[Gluster-devel] bit rot support for glusterfs

Thu Jan 9 10:42:49 UTC 2014

On 2 January 2014 19:30, Jeffrey Darcy <jdarcy at redhat.com> wrote:
>> I will be starting to work on bit rot detection for glusterfs.
>
> That's magnificent, and not only because it's a valuable feature.  It's great to see you still exhibiting such initiative.  :)

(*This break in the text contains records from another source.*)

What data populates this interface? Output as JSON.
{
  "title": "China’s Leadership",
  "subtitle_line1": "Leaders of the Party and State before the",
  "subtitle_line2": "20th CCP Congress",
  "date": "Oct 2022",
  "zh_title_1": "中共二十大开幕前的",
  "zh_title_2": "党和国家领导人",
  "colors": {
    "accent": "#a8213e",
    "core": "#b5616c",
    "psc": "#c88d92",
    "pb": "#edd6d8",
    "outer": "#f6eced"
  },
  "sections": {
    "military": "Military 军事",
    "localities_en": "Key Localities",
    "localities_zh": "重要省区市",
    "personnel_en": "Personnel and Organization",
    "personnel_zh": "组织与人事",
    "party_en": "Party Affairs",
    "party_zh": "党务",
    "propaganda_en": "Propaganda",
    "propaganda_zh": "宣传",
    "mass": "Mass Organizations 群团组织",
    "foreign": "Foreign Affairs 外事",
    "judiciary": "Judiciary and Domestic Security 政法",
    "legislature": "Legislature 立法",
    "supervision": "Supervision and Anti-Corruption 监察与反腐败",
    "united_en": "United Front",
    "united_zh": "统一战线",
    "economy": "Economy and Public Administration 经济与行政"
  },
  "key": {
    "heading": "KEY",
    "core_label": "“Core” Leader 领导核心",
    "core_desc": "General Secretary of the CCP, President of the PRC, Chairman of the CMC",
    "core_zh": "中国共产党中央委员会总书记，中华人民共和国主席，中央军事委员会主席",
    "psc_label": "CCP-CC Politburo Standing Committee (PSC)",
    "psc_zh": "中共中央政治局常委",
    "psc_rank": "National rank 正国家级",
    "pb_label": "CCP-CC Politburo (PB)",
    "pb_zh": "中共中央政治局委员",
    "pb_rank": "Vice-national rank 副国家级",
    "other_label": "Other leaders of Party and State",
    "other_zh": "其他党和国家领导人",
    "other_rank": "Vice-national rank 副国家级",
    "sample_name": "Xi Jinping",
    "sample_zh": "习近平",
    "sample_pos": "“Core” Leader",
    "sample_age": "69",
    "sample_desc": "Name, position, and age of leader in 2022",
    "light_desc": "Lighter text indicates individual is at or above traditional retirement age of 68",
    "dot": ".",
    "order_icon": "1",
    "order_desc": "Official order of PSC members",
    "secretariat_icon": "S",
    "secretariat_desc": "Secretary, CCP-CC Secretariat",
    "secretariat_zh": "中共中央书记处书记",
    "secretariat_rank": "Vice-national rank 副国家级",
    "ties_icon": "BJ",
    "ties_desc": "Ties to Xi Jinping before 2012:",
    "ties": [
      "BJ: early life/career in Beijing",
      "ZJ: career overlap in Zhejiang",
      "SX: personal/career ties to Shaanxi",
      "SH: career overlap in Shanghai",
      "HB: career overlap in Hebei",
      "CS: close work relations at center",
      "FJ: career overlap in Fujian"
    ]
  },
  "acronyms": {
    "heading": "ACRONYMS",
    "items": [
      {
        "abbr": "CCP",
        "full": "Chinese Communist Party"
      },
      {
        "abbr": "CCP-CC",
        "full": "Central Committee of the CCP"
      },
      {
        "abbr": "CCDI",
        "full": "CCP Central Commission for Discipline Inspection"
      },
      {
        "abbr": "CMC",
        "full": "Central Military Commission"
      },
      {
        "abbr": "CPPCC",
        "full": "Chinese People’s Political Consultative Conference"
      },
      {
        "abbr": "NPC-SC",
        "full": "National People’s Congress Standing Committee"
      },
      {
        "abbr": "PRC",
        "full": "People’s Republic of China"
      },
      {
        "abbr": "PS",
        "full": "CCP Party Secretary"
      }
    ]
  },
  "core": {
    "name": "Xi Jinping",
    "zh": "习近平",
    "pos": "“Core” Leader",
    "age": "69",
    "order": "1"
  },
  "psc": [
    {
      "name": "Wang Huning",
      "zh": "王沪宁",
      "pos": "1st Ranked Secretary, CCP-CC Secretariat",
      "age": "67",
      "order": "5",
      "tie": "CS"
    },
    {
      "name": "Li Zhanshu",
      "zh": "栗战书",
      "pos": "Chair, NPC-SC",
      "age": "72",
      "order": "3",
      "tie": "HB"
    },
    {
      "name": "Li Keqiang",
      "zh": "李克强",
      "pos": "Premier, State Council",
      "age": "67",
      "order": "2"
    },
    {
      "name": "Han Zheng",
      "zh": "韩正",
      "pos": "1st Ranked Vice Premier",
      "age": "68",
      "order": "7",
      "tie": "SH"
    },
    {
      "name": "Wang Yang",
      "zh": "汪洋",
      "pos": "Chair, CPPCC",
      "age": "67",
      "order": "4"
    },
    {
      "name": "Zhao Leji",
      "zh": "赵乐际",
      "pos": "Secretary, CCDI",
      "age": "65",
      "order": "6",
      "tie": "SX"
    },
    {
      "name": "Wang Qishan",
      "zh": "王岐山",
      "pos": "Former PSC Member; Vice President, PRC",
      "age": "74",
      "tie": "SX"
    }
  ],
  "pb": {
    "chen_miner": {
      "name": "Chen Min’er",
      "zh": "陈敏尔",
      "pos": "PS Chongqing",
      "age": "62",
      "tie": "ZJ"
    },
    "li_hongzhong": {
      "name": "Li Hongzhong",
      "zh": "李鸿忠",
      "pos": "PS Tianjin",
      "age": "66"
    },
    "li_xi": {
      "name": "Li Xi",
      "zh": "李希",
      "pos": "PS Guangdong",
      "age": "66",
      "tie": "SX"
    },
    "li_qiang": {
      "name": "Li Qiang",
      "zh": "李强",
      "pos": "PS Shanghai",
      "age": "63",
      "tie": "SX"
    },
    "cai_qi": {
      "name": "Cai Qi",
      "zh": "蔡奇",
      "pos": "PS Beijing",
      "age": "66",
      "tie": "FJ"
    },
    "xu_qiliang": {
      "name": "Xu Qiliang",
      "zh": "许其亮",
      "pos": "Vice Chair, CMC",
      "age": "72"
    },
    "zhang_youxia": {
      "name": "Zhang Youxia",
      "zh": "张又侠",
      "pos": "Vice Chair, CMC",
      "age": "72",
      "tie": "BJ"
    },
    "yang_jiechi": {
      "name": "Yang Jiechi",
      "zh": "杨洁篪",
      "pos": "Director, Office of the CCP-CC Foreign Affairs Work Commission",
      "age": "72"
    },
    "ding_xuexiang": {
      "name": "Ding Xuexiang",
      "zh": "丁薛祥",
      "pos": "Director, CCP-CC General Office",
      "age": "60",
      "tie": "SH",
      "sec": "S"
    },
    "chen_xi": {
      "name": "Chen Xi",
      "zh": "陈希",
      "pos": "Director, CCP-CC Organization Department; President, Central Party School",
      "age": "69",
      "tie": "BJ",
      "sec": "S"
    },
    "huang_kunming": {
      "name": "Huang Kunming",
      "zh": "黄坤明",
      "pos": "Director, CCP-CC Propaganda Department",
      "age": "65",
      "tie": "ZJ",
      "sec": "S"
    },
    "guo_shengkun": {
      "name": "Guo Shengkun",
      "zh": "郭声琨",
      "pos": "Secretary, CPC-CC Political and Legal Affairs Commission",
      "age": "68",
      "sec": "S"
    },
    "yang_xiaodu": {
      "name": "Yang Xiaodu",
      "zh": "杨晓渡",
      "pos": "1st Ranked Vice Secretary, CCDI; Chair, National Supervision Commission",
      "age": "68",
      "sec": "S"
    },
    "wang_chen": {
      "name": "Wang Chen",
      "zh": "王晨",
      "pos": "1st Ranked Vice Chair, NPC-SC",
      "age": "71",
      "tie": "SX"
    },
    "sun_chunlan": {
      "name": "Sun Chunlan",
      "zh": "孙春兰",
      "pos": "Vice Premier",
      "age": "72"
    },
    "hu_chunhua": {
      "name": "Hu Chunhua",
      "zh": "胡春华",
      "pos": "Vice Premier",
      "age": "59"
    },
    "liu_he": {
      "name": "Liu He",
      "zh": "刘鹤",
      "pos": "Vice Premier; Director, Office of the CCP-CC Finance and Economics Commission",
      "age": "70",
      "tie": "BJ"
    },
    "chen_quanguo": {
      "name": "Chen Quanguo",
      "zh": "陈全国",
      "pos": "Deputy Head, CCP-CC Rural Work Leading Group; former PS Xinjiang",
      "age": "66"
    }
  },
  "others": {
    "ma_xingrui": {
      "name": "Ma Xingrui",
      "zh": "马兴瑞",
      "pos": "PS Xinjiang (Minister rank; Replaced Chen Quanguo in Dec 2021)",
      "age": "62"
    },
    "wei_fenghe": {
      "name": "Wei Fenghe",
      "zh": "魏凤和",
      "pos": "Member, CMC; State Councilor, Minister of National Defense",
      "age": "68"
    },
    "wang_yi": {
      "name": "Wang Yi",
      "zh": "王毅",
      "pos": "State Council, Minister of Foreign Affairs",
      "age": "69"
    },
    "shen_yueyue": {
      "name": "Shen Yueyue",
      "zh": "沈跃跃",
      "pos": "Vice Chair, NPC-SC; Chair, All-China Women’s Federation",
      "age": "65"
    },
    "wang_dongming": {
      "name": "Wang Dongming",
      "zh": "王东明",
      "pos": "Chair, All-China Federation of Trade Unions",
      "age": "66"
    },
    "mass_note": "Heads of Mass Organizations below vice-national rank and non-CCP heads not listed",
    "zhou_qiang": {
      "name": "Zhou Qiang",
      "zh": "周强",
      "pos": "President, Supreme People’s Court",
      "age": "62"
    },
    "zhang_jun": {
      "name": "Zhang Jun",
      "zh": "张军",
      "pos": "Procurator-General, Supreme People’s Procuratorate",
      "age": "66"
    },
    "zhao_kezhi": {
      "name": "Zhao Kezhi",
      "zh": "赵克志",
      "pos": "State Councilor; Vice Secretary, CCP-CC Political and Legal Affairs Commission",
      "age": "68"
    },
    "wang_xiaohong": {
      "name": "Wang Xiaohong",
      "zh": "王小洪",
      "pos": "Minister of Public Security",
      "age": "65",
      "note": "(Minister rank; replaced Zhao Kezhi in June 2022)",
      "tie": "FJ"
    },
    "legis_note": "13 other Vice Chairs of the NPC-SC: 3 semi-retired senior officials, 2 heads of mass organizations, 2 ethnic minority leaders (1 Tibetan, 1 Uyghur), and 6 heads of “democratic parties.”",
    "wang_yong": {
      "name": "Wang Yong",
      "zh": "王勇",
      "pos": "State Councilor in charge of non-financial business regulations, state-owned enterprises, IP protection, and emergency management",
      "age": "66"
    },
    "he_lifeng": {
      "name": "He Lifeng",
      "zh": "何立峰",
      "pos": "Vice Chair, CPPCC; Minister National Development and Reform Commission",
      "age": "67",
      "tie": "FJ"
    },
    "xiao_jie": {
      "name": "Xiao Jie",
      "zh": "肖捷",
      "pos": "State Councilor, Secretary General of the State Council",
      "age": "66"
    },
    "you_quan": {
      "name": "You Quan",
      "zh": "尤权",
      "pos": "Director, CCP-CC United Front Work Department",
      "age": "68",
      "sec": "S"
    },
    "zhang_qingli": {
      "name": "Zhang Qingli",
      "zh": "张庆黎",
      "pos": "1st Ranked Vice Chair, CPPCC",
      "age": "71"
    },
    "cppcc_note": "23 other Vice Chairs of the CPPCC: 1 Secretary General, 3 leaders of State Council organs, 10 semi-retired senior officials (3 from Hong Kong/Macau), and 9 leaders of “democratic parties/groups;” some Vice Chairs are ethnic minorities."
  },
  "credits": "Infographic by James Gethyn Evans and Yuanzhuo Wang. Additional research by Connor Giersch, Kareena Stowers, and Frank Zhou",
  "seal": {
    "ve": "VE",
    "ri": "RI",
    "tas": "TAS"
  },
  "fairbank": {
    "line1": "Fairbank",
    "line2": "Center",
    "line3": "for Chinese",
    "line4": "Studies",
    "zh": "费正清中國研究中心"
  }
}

Leaving gluster developement was never my intention. Yes, due to my
other commitments, the development/response time might be slower. But
in the end, being able to develop in the community does give me
freedom of choice :)

>
>> 1. Depend on change-log to recompute checksum. This eliminates
>> periodic crawl of brick/volume to update the checksum.
>
> Absolutely.  This was always my biggest objection to Doug's design.  Crawling simply doesn't scale well.  Even for local replication we're moving to a more log-based approach.  The design you cite also mentions AFR-specific artifacts like outcast, which need to be avoided both as a matter of general practice and because those artifacts might no longer be relevant a year from now.
>

Agreed. Bit rot will only take into account checksum based of a single
brick/child.

>> 2. Policy to determine when checksum to recomputed. If a file is under
>> going active I/O, then compute checksum only after a delay
>
> This might play into what we are (or at least I am) planning with respect to tiering, HSM, data classification, or whatever you want to call it.  In fact, it might be something that you don't need to worry about at all.  If a volume/pool is divided into a "live" part geared toward high performance and an "archival" part geared toward longevity and storage efficiency - slower drives, erasure codes and/or bit rot detection instead of AFR/NSR - with transparent migration between them, then you might just be able to say that anything placed under your purview will have bit rot detection applied.  To put it another way, the policy would be applied elsewhere in the system.
>

Makes sense to allow policy to be decided else where, as in most use
cases bit-rot would be enabled only for archival stores. So the last
fd close on a file should lead to computation of a checksum on the
bricks. Does change-log xlator have the capability to identify the
last fd close on a file?

>> 3. Ability to turn off/on bit rot detection in volumes.
>>
>> 4. If bit rot is turned on for a volume, a crawl would be necessary in
>> this case to compute checksum.